Introduction

Farquhar and Claireaux published a report in 1952 of a disease characterized by progressive erythropaenia, neutropaenia and thrombocytopaenia, despite a reactive bone marrow, and named it familial hemophagocytic reticulosis (Farquhar and Claireaux, 1952). In the 50 years since their seminal report, the knowledge and understanding of this condition, now termed hemophagocytic lymphohistiocytosis (HLH), has increased rapidly. It is now well established that familial HLH (FHL) is a primary immunodeficiency, characterized by hypercytokinemia (elevated serum levels of inflammatory cytokines) and a concomitant defect in natural killer (NK) cell cytotoxicity (Perez et al., 1984; Arico et al., 1988; Eife et al., 1989; Henter et al., 1998; Sullivan et al., 1998; Kogawa et al., 2002).

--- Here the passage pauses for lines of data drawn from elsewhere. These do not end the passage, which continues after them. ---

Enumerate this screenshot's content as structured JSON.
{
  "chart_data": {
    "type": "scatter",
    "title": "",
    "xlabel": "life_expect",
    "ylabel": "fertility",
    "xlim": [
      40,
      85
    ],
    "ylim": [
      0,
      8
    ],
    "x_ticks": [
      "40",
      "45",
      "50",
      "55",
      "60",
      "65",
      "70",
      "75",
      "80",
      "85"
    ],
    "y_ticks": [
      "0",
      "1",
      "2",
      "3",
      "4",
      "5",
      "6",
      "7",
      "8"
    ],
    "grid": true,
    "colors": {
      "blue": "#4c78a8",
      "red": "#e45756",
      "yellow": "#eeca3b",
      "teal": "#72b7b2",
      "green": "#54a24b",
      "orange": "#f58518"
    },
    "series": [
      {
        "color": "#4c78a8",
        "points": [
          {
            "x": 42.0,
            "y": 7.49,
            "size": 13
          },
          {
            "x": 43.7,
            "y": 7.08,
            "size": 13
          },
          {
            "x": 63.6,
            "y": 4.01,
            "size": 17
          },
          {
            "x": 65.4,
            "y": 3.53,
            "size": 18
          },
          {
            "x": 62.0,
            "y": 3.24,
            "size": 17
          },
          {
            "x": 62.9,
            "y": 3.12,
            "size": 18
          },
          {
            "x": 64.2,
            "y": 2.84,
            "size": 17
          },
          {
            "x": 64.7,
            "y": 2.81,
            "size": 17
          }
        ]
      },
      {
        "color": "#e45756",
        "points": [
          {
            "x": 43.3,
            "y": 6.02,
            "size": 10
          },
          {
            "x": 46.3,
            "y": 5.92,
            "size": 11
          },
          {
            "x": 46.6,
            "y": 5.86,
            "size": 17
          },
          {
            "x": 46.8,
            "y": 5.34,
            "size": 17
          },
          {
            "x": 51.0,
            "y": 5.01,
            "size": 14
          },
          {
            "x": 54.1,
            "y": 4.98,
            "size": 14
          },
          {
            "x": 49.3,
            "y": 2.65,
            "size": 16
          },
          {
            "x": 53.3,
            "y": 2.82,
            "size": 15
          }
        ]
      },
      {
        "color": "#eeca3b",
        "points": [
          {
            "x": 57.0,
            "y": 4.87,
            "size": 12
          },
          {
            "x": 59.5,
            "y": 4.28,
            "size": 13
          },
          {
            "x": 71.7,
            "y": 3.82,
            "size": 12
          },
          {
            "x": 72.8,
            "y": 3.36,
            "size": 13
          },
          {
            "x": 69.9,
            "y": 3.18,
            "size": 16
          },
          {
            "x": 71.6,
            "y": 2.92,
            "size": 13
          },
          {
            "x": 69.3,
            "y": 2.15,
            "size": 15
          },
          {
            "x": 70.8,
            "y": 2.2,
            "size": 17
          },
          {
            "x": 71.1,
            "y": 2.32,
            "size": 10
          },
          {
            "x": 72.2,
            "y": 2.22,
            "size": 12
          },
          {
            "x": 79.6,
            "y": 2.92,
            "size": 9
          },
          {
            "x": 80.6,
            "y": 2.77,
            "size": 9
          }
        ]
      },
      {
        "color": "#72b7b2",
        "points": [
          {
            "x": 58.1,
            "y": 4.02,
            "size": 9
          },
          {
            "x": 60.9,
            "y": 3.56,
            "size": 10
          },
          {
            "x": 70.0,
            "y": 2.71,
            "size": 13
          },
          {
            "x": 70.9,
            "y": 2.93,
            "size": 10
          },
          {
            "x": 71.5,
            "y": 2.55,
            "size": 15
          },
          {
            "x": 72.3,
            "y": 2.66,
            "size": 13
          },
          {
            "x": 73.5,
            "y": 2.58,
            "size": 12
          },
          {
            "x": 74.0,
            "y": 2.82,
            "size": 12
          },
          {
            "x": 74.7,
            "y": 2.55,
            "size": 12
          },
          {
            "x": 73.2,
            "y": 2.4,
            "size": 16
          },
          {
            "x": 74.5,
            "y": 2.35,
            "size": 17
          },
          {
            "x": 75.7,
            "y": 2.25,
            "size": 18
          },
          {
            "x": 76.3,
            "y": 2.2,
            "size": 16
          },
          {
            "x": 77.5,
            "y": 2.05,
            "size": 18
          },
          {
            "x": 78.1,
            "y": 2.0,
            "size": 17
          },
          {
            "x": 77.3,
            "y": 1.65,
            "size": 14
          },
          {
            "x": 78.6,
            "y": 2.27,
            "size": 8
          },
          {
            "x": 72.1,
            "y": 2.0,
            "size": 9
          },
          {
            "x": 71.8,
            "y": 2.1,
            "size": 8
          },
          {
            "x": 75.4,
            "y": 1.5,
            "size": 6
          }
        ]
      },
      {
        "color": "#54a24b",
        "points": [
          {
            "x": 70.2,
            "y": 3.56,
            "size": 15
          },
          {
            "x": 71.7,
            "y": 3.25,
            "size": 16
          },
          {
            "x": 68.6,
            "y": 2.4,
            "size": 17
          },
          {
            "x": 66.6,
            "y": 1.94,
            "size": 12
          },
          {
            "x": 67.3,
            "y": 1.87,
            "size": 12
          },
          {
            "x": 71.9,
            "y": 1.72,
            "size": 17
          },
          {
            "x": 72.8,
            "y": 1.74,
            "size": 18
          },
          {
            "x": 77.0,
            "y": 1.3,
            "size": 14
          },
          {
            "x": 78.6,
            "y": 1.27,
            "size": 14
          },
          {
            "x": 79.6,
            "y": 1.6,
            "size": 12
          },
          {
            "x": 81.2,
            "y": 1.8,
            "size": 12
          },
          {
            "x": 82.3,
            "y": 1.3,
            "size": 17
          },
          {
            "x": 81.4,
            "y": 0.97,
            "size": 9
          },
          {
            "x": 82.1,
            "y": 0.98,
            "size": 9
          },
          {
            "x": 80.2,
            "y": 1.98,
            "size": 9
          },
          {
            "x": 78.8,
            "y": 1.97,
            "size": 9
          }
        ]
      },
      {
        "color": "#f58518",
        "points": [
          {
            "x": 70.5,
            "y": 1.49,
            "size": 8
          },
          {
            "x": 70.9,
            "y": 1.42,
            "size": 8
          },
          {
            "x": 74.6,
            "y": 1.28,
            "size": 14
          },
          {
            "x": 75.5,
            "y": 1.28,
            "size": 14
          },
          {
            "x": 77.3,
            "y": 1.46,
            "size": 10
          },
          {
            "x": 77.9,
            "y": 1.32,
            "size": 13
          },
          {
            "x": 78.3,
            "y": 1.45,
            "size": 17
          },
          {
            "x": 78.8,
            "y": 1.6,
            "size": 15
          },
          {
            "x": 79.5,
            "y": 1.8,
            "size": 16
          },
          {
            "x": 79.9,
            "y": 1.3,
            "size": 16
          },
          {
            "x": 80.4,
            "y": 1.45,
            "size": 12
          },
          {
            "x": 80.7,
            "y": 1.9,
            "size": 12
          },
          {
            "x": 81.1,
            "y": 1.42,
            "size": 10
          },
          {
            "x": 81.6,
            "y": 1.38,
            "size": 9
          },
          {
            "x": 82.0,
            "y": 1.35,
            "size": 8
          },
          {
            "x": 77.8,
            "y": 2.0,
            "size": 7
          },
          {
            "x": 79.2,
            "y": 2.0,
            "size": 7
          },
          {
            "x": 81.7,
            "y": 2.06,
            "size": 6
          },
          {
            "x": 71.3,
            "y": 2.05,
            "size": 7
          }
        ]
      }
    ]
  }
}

Recent genetic studies have revealed underlying molecular defects in FHL patients, greatly improving our understanding of the basic pathogenesis of this disease. Deciphering the underlying molecular mechanism of immunodeficiency in FHL patients may also teach us more about the role of cellular cytotoxicity in immune homoeostasis under normal conditions.

Pathogenesis of HLH

Cytotoxic T lymphocytes- and NK cell-mediated apoptosis

Lymphocyte-mediated cytotoxicity is the main pathway for tumour surveillance and for eradicating virus-infected cells and intracellular pathogens. The effector lymphocytes are the cytotoxic T lymphocytes (CTLs) and NK cells, which act by killing their cellular targets through induction of apoptosis. CTLs and NK cells utilize either of two mechanisms for killing, both of which require direct contact between effector and target cells.